Written by Sandeep A Ashar | Mumbai | October 15, 2020 3:38:04 am
Fadnavis on Wednesday highlighted how an expert committee appointed by Uddhav himself had rejected the Kanjurmarg option. (File)
The relocation of the Metro car shed project from Aarey to Kanjurmarg in Mumbai is not a done deal yet, as the Uddhav Thackeray government will have to secure a nod from the Centre for the change in plans of the 33.5-km Colaba-Bandra-Seepz corridor.
With the BJP in the state strongly opposed to the relocation, the approval becomes key to the continuation of the project.
The Centre holds 50 per cent stake in the project, which is expected to see a cost escalation post the relocation. A fresh approval will be required from the Union Ministry of Urban Development for cost revision. This requirement was discussed during the state Cabinet meeting on Wednesday.
On October 11, Chief Minister Uddhav Thackeray had announced the scrapping of the ongoing car shed for the Metro corridor at Aarey Milk Colony. A 41-acre dried salt pan land at Kanjurmarg has now been proposed as the new site. On Wednesday, state Environment Minister Aditya Thackeray visited the new site.

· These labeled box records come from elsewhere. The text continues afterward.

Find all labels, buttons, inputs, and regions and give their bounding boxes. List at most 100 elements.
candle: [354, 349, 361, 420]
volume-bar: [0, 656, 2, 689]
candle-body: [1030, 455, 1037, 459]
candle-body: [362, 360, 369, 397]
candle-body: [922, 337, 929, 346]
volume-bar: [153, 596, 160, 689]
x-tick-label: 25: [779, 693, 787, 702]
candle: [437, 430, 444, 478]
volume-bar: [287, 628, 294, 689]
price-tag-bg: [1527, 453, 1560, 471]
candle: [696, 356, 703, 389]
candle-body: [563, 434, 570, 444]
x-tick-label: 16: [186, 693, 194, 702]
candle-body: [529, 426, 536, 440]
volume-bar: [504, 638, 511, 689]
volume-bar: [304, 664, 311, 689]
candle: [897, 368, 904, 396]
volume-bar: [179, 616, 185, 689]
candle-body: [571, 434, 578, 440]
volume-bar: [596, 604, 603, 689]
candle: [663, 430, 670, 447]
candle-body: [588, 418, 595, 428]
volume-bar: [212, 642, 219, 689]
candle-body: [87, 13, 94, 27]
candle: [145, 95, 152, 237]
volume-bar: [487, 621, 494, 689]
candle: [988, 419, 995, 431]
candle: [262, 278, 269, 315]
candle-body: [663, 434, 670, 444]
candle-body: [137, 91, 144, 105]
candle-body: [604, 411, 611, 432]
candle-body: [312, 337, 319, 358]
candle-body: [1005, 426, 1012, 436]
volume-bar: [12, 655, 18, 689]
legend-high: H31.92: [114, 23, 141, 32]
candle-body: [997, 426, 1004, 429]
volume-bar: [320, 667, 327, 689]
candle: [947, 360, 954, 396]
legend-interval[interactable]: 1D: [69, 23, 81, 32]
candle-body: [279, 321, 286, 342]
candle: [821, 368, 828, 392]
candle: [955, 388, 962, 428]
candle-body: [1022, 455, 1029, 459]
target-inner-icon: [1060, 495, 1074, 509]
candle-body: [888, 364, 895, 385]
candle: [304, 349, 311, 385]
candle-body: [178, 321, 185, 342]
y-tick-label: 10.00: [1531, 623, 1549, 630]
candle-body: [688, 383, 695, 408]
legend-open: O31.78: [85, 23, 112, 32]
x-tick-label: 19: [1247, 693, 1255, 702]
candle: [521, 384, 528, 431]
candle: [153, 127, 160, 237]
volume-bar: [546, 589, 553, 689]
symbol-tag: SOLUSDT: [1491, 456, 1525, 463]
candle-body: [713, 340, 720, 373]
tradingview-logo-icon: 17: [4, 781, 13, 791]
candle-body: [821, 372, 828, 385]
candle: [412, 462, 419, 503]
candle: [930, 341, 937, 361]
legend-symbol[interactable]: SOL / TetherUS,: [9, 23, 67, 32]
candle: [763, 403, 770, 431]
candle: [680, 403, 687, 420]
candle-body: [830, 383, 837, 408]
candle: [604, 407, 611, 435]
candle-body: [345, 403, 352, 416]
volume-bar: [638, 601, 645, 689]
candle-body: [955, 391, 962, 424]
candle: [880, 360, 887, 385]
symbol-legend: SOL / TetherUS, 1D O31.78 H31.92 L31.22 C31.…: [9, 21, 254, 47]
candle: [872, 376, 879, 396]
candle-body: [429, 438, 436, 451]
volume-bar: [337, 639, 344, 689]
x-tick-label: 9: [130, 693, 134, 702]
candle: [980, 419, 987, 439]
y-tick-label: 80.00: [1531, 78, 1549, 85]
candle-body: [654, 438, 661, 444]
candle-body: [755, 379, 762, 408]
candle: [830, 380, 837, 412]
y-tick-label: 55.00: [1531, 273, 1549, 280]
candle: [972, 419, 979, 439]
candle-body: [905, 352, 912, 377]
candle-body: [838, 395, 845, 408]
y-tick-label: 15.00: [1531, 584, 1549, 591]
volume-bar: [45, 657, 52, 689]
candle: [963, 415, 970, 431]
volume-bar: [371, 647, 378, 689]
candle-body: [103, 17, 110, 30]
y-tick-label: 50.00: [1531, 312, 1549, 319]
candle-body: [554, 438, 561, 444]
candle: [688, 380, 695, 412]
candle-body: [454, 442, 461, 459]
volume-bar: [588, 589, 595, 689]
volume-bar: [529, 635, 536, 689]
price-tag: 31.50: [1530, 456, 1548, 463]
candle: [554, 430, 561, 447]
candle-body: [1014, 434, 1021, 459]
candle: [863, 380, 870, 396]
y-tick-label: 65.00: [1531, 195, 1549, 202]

Continuing to target the government over the move, former chief minister Devendra Fadnavis on Wednesday told The Indian Express that his party will launch a mass awareness campaign against it.
Fadnavis has alleged that the new site was affected by multiple court litigations and that the Bombay High Court had stayed any land allotment and ordered a status quo. Countering this, the government has pointed to a legal opinion submitted by the state advocate general on September 30 that the “allotted land was not affected by the court’s stay”.
With the relocation also involving interface of the Metro line with another Metro corridor – an elevated one connecting Andheri to Vikhroli – the Cabinet on Wednesday discussed the costs involved.
The Kanjurmarg car depot is proposed to serve both the Metro corridors. At the Cabinet meeting, Mumbai Metropolitan Region Development Authority (MMRDA) Commissioner R A Rajeev informed ministers that the interfacing of the Metro lines will require some design changes and pegged the total system integration costs to about Rs 350 to Rs 400 crore.
Of this, the Mumbai Metro Rail Corporation Limited will have to bear Rs 200 crore. The project will also suffer cost escalation due to time overruns in relocation and building of the new car shed.
Fadnavis on Wednesday highlighted how an expert committee appointed by Uddhav himself had rejected the Kanjurmarg option. “Our government had also considered the Kanjurmarg option in 2015 itself, but due to delays and multiple litigations, we finally gave up on the option,” he said.
Questioning the argument that the land was free of litigation, he said that during his tenure as the CM, the revenue department had approached the HC for vacation of the stay. “At one stage, the court asked us to deposit Rs 2,661 crore towards the land value at ready reckoner rates,” he said.
In a series of tweets, the former CM also shared the findings of the committee, which had ruled that the Kanjurmarg land was “fraught with uncertainties and litigations”. Quoting paras from the committee’s report – submitted to the government in January this year but yet to be made public – he highlighted the complexities, the cost overruns and the operational challenges of integration of the two Metro corridors.
Fadnavis contended that the underground Metro cost will rise by at least Rs 3,000 to Rs 3,5000 crore and the commissioning delayed by four-and-a-half years following the relocation. The cost of escalation will have to be borne by the taxpayer.